TTA Video Features Orange/Durham Light Rail Flyover

A video tucked away neatly at ourtransitfuture.com shows a flyover of the planned light rail system for Chapel Hill and Durham. The 14-minute video begins behind the parking decks of UNC’s hospital, and follows the route all the way to its eastern terminus near NCCU, east of downtown Durham.

What’s remarkable in the plan is the amount of elevated guideway that is planned, especially in thinly populated areas of Chapel Hill.
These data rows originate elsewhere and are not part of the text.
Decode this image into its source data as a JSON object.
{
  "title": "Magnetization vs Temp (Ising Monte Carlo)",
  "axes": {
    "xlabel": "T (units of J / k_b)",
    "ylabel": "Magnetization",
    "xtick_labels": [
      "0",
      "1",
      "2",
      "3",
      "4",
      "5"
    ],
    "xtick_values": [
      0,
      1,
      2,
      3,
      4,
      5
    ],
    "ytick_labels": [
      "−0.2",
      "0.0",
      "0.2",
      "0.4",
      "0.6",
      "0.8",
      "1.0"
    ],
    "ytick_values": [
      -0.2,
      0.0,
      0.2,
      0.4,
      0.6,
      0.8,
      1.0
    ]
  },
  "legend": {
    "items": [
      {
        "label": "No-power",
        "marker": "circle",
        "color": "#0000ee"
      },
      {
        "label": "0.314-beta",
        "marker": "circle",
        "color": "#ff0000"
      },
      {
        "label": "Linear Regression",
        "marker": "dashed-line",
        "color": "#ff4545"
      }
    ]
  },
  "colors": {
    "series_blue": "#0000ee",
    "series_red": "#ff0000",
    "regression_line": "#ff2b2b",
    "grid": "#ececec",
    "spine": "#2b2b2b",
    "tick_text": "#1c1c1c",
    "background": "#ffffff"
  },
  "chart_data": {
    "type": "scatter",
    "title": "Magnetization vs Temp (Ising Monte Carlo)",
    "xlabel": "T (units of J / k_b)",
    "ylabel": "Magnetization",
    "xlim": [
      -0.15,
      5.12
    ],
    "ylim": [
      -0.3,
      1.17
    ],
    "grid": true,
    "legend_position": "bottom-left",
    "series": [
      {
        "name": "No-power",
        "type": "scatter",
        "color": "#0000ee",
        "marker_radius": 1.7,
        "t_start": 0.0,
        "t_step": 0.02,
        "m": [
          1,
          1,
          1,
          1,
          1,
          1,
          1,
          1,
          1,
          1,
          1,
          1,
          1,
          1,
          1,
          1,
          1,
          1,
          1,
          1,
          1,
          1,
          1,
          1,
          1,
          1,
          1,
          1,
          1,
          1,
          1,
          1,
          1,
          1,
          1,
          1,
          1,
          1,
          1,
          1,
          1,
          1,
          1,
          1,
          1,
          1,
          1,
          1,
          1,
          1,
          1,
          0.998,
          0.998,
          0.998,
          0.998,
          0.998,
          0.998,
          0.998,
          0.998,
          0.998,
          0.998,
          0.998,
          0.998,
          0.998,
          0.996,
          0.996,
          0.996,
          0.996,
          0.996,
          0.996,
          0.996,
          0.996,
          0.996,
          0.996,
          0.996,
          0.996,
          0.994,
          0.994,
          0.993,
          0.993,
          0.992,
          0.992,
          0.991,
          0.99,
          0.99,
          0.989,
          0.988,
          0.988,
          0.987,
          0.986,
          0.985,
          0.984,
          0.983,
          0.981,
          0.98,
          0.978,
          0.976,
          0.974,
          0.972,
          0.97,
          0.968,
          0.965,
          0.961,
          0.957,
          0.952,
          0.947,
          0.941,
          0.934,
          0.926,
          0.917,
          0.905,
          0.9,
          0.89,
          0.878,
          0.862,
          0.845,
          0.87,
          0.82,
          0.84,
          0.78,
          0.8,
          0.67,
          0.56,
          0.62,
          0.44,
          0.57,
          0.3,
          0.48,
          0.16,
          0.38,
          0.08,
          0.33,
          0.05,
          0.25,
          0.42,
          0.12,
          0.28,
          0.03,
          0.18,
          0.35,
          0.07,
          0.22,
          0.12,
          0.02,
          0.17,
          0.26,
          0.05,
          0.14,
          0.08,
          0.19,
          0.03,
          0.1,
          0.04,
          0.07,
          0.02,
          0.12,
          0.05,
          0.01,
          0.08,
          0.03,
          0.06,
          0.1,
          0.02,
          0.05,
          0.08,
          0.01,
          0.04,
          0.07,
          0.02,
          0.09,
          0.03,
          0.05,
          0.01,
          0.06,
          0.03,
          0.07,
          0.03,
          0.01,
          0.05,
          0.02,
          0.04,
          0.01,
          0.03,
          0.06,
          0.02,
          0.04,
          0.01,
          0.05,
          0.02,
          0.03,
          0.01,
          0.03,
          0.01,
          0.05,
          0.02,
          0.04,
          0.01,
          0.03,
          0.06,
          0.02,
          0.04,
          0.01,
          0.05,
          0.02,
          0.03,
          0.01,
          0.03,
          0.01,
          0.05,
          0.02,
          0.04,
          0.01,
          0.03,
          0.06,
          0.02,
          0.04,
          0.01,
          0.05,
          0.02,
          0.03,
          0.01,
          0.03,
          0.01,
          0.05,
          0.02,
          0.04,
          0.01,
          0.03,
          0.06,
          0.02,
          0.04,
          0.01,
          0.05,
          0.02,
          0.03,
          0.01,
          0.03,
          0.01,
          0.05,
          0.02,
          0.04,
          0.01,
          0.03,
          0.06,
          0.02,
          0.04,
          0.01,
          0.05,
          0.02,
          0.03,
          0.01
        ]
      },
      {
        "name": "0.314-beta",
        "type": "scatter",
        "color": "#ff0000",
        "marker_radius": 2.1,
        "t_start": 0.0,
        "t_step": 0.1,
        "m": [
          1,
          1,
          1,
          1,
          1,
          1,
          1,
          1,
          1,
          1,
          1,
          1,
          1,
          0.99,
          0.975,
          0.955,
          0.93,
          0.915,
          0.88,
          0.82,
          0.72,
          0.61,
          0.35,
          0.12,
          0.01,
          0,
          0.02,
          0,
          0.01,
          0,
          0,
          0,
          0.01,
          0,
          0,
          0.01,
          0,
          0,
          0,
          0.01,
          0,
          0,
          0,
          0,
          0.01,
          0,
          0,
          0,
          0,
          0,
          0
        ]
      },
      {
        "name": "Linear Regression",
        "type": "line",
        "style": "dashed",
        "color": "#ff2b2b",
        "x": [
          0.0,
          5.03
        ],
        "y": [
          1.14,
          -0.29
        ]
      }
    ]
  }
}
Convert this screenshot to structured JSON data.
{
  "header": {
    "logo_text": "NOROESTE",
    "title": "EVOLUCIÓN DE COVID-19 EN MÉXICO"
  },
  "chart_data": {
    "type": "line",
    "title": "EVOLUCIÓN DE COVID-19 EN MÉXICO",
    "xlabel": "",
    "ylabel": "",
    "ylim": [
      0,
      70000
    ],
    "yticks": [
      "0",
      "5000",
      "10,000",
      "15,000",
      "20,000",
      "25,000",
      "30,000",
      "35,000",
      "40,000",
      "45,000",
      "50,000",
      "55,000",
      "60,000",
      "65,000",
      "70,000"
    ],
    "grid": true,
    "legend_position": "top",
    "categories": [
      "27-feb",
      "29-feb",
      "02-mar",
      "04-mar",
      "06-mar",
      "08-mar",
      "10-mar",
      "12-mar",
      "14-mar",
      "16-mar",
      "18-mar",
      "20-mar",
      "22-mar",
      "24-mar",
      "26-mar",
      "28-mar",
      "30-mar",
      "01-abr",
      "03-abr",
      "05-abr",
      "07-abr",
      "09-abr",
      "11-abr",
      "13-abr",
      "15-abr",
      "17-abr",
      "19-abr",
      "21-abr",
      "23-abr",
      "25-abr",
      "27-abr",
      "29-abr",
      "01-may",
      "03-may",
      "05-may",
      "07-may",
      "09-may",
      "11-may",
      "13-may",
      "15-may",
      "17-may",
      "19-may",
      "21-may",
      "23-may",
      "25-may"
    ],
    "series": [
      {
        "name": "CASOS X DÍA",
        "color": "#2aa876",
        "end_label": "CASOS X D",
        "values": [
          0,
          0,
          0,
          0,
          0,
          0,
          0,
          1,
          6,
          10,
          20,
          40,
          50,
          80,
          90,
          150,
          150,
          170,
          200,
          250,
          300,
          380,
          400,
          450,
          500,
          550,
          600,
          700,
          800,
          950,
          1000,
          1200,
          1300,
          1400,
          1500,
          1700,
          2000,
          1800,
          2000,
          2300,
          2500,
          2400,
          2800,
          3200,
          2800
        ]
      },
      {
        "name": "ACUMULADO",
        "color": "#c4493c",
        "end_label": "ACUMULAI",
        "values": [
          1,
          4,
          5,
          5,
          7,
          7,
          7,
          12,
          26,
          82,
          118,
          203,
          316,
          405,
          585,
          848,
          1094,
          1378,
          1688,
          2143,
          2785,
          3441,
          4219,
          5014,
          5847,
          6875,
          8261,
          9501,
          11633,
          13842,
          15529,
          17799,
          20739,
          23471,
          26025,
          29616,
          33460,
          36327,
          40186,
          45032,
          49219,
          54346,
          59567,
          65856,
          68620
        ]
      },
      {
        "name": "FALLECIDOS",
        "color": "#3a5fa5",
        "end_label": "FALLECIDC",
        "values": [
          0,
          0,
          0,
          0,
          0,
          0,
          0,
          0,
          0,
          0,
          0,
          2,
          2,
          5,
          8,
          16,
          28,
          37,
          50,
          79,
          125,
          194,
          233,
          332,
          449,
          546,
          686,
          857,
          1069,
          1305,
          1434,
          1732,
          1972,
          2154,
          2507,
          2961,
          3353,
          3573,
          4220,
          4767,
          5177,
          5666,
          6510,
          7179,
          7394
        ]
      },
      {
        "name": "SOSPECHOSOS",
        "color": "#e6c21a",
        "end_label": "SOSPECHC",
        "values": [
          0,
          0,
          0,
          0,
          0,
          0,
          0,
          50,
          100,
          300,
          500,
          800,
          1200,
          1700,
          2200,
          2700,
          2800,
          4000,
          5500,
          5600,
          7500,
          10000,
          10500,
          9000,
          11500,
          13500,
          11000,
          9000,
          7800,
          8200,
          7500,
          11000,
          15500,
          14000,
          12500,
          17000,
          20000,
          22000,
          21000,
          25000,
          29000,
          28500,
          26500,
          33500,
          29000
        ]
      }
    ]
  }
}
Elevated guideways significantly increase costs because each span between stanchions must hold the weight of a train and its passengers for each direction of track supported. The elevated guideways allow the train to travel through the wetlands of east Chapel Hill and to traverse large roads, such as 15-501, where grade separation is required. The section near the Smith Center is, perhaps, the most perplexing.

There seems to also be a difference in opinion between Orange and Durham Counties regarding the mixing of modes on existing streets. Grade level crossings are avoided, at great costs, in Chapel Hill where the MLK area of Durham integrates the rail down the road’s median and with its large intersections.

As I stated in the previous post, the plan really does a nice job at connecting most of the high-traffic destinations on the line. The line includes the UNC hospitals, the Smith Center, and Friday Center. While the line does not access the older parts of UNC’s campus, passengers can freely transfer to Chapel Hill’s excellent bus service for access to the older parts of campus (same goes for Duke). In Durham, Duke is accessed via its hospital. The plan presents several redevelopment nodes in Durham County, especially the Duke Street area where the system connects to Amtrak. While some of the planned stations are not at current population centers or destinations, they are at gaps in the city which will be easily filled, unlike the layout of Charlotte’s Blue Line.